LISETTE (, l'arrêtant.)
Tout beau, ne dérangeons rien ; ne va point faire de sottises qui gâteraient tout peut-être ; il n'y a pas le mot de ce que je t'ai dit ; la lettre en question est toujours bonne, et les conventions tiennent ; c'est ce que m'a confié Madame Dorville et je me suis divertie de ta douleur, pour me venger de la scène de tantôt.

PASQUIN
Ah ! Je respire.
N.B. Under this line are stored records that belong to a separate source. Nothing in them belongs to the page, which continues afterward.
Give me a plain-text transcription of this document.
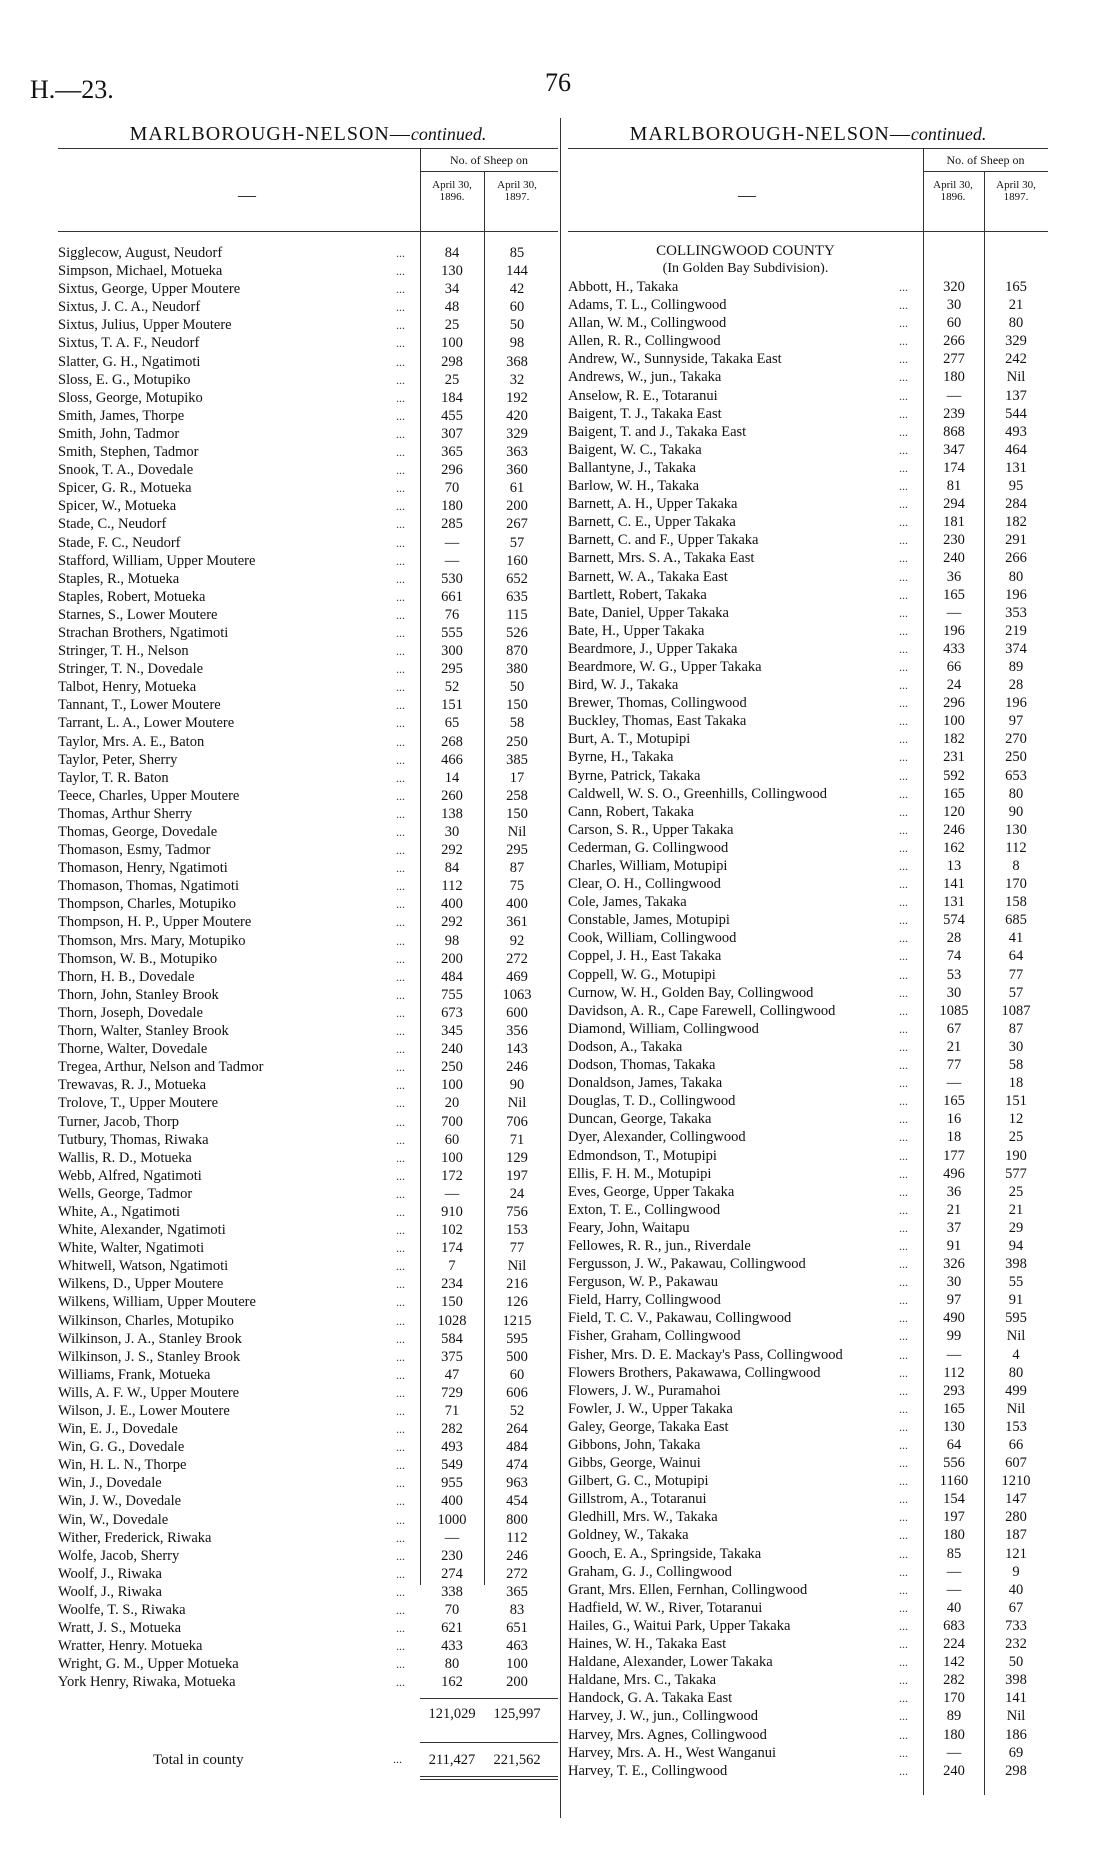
H.—23.	76
MARLBOROUGH-NELSON—continued.
—
No. of Sheep on
April 30, 1896.
April 30, 1897.
Sigglecow, August, Neudorf	...	84	85
Simpson, Michael, Motueka	...	130	144
Sixtus, George, Upper Moutere	...	34	42
Sixtus, J. C. A., Neudorf	...	48	60
Sixtus, Julius, Upper Moutere	...	25	50
Sixtus, T. A. F., Neudorf	...	100	98
Slatter, G. H., Ngatimoti	...	298	368
Sloss, E. G., Motupiko	...	25	32
Sloss, George, Motupiko	...	184	192
Smith, James, Thorpe	...	455	420
Smith, John, Tadmor	...	307	329
Smith, Stephen, Tadmor	...	365	363
Snook, T. A., Dovedale	...	296	360
Spicer, G. R., Motueka	...	70	61
Spicer, W., Motueka	...	180	200
Stade, C., Neudorf	...	285	267
Stade, F. C., Neudorf	...	—	57
Stafford, William, Upper Moutere	...	—	160
Staples, R., Motueka	...	530	652
Staples, Robert, Motueka	...	661	635
Starnes, S., Lower Moutere	...	76	115
Strachan Brothers, Ngatimoti	...	555	526
Stringer, T. H., Nelson	...	300	870
Stringer, T. N., Dovedale	...	295	380
Talbot, Henry, Motueka	...	52	50
Tannant, T., Lower Moutere	...	151	150
Tarrant, L. A., Lower Moutere	...	65	58
Taylor, Mrs. A. E., Baton	...	268	250
Taylor, Peter, Sherry	...	466	385
Taylor, T. R. Baton	...	14	17
Teece, Charles, Upper Moutere	...	260	258
Thomas, Arthur Sherry	...	138	150
Thomas, George, Dovedale	...	30	Nil
Thomason, Esmy, Tadmor	...	292	295
Thomason, Henry, Ngatimoti	...	84	87
Thomason, Thomas, Ngatimoti	...	112	75
Thompson, Charles, Motupiko	...	400	400
Thompson, H. P., Upper Moutere	...	292	361
Thomson, Mrs. Mary, Motupiko	...	98	92
Thomson, W. B., Motupiko	...	200	272
Thorn, H. B., Dovedale	...	484	469
Thorn, John, Stanley Brook	...	755	1063
Thorn, Joseph, Dovedale	...	673	600
Thorn, Walter, Stanley Brook	...	345	356
Thorne, Walter, Dovedale	...	240	143
Tregea, Arthur, Nelson and Tadmor	...	250	246
Trewavas, R. J., Motueka	...	100	90
Trolove, T., Upper Moutere	...	20	Nil
Turner, Jacob, Thorp	...	700	706
Tutbury, Thomas, Riwaka	...	60	71
Wallis, R. D., Motueka	...	100	129
Webb, Alfred, Ngatimoti	...	172	197
Wells, George, Tadmor	...	—	24
White, A., Ngatimoti	...	910	756
White, Alexander, Ngatimoti	...	102	153
White, Walter, Ngatimoti	...	174	77
Whitwell, Watson, Ngatimoti	...	7	Nil
Wilkens, D., Upper Moutere	...	234	216
Wilkens, William, Upper Moutere	...	150	126
Wilkinson, Charles, Motupiko	...	1028	1215
Wilkinson, J. A., Stanley Brook	...	584	595
Wilkinson, J. S., Stanley Brook	...	375	500
Williams, Frank, Motueka	...	47	60
Wills, A. F. W., Upper Moutere	...	729	606
Wilson, J. E., Lower Moutere	...	71	52
Win, E. J., Dovedale	...	282	264
Win, G. G., Dovedale	...	493	484
Win, H. L. N., Thorpe	...	549	474
Win, J., Dovedale	...	955	963
Win, J. W., Dovedale	...	400	454
Win, W., Dovedale	...	1000	800
Wither, Frederick, Riwaka	...	—	112
Wolfe, Jacob, Sherry	...	230	246
Woolf, J., Riwaka	...	274	272
Woolf, J., Riwaka	...	338	365
Woolfe, T. S., Riwaka	...	70	83
Wratt, J. S., Motueka	...	621	651
Wratter, Henry. Motueka	...	433	463
Wright, G. M., Upper Motueka	...	80	100
York Henry, Riwaka, Motueka	...	162	200
121,029	125,997
Total in county	...	211,427	221,562
MARLBOROUGH-NELSON—continued.
—
No. of Sheep on
April 30, 1896.
April 30, 1897.
COLLINGWOOD COUNTY
(In Golden Bay Subdivision).
Abbott, H., Takaka	...	320	165
Adams, T. L., Collingwood	...	30	21
Allan, W. M., Collingwood	...	60	80
Allen, R. R., Collingwood	...	266	329
Andrew, W., Sunnyside, Takaka East	...	277	242
Andrews, W., jun., Takaka	...	180	Nil
Anselow, R. E., Totaranui	...	—	137
Baigent, T. J., Takaka East	...	239	544
Baigent, T. and J., Takaka East	...	868	493
Baigent, W. C., Takaka	...	347	464
Ballantyne, J., Takaka	...	174	131
Barlow, W. H., Takaka	...	81	95
Barnett, A. H., Upper Takaka	...	294	284
Barnett, C. E., Upper Takaka	...	181	182
Barnett, C. and F., Upper Takaka	...	230	291
Barnett, Mrs. S. A., Takaka East	...	240	266
Barnett, W. A., Takaka East	...	36	80
Bartlett, Robert, Takaka	...	165	196
Bate, Daniel, Upper Takaka	...	—	353
Bate, H., Upper Takaka	...	196	219
Beardmore, J., Upper Takaka	...	433	374
Beardmore, W. G., Upper Takaka	...	66	89
Bird, W. J., Takaka	...	24	28
Brewer, Thomas, Collingwood	...	296	196
Buckley, Thomas, East Takaka	...	100	97
Burt, A. T., Motupipi	...	182	270
Byrne, H., Takaka	...	231	250
Byrne, Patrick, Takaka	...	592	653
Caldwell, W. S. O., Greenhills, Collingwood	...	165	80
Cann, Robert, Takaka	...	120	90
Carson, S. R., Upper Takaka	...	246	130
Cederman, G. Collingwood	...	162	112
Charles, William, Motupipi	...	13	8
Clear, O. H., Collingwood	...	141	170
Cole, James, Takaka	...	131	158
Constable, James, Motupipi	...	574	685
Cook, William, Collingwood	...	28	41
Coppel, J. H., East Takaka	...	74	64
Coppell, W. G., Motupipi	...	53	77
Curnow, W. H., Golden Bay, Collingwood	...	30	57
Davidson, A. R., Cape Farewell, Collingwood	...	1085	1087
Diamond, William, Collingwood	...	67	87
Dodson, A., Takaka	...	21	30
Dodson, Thomas, Takaka	...	77	58
Donaldson, James, Takaka	...	—	18
Douglas, T. D., Collingwood	...	165	151
Duncan, George, Takaka	...	16	12
Dyer, Alexander, Collingwood	...	18	25
Edmondson, T., Motupipi	...	177	190
Ellis, F. H. M., Motupipi	...	496	577
Eves, George, Upper Takaka	...	36	25
Exton, T. E., Collingwood	...	21	21
Feary, John, Waitapu	...	37	29
Fellowes, R. R., jun., Riverdale	...	91	94
Fergusson, J. W., Pakawau, Collingwood	...	326	398
Ferguson, W. P., Pakawau	...	30	55
Field, Harry, Collingwood	...	97	91
Field, T. C. V., Pakawau, Collingwood	...	490	595
Fisher, Graham, Collingwood	...	99	Nil
Fisher, Mrs. D. E. Mackay's Pass, Collingwood	...	—	4
Flowers Brothers, Pakawawa, Collingwood	...	112	80
Flowers, J. W., Puramahoi	...	293	499
Fowler, J. W., Upper Takaka	...	165	Nil
Galey, George, Takaka East	...	130	153
Gibbons, John, Takaka	...	64	66
Gibbs, George, Wainui	...	556	607
Gilbert, G. C., Motupipi	...	1160	1210
Gillstrom, A., Totaranui	...	154	147
Gledhill, Mrs. W., Takaka	...	197	280
Goldney, W., Takaka	...	180	187
Gooch, E. A., Springside, Takaka	...	85	121
Graham, G. J., Collingwood	...	—	9
Grant, Mrs. Ellen, Fernhan, Collingwood	...	—	40
Hadfield, W. W., River, Totaranui	...	40	67
Hailes, G., Waitui Park, Upper Takaka	...	683	733
Haines, W. H., Takaka East	...	224	232
Haldane, Alexander, Lower Takaka	...	142	50
Haldane, Mrs. C., Takaka	...	282	398
Handock, G. A. Takaka East	...	170	141
Harvey, J. W., jun., Collingwood	...	89	Nil
Harvey, Mrs. Agnes, Collingwood	...	180	186
Harvey, Mrs. A. H., West Wanganui	...	—	69
Harvey, T. E., Collingwood	...	240	298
Convenons que nous nous aimons prodigieusement ; aussi le méritons-nous-bien.

LISETTE
À force de joie, tu deviens fat ; il se fait tard, tu me diras une autre fois pourquoi ton maître se cache : voici l'heure où l'on s'assemble dans la salle du bal ; Madame Dorville m'a dit qu'elle y mènerait Constance, et je vais voir si elles n'auront pas besoin de moi.

PASQUIN (, l'arrêtant.)
Attends, Lisette ; vois-tu ce domino jaune qui arrive ? C'est le Chevalier qui vient pour jouer avec mon maître, et qui lui gagnerait le reste de son argent ; je vais tâcher de l'amuser, pour l'empêcher d'aller joindre Damon ; mais reviens, si tu peux, dans un instant, pour m'aider à le retenir.

LISETTE
Tout à l'heure, je te rejoins ; il me vient une idée, je t'en débarrasserai : laisse-moi faire.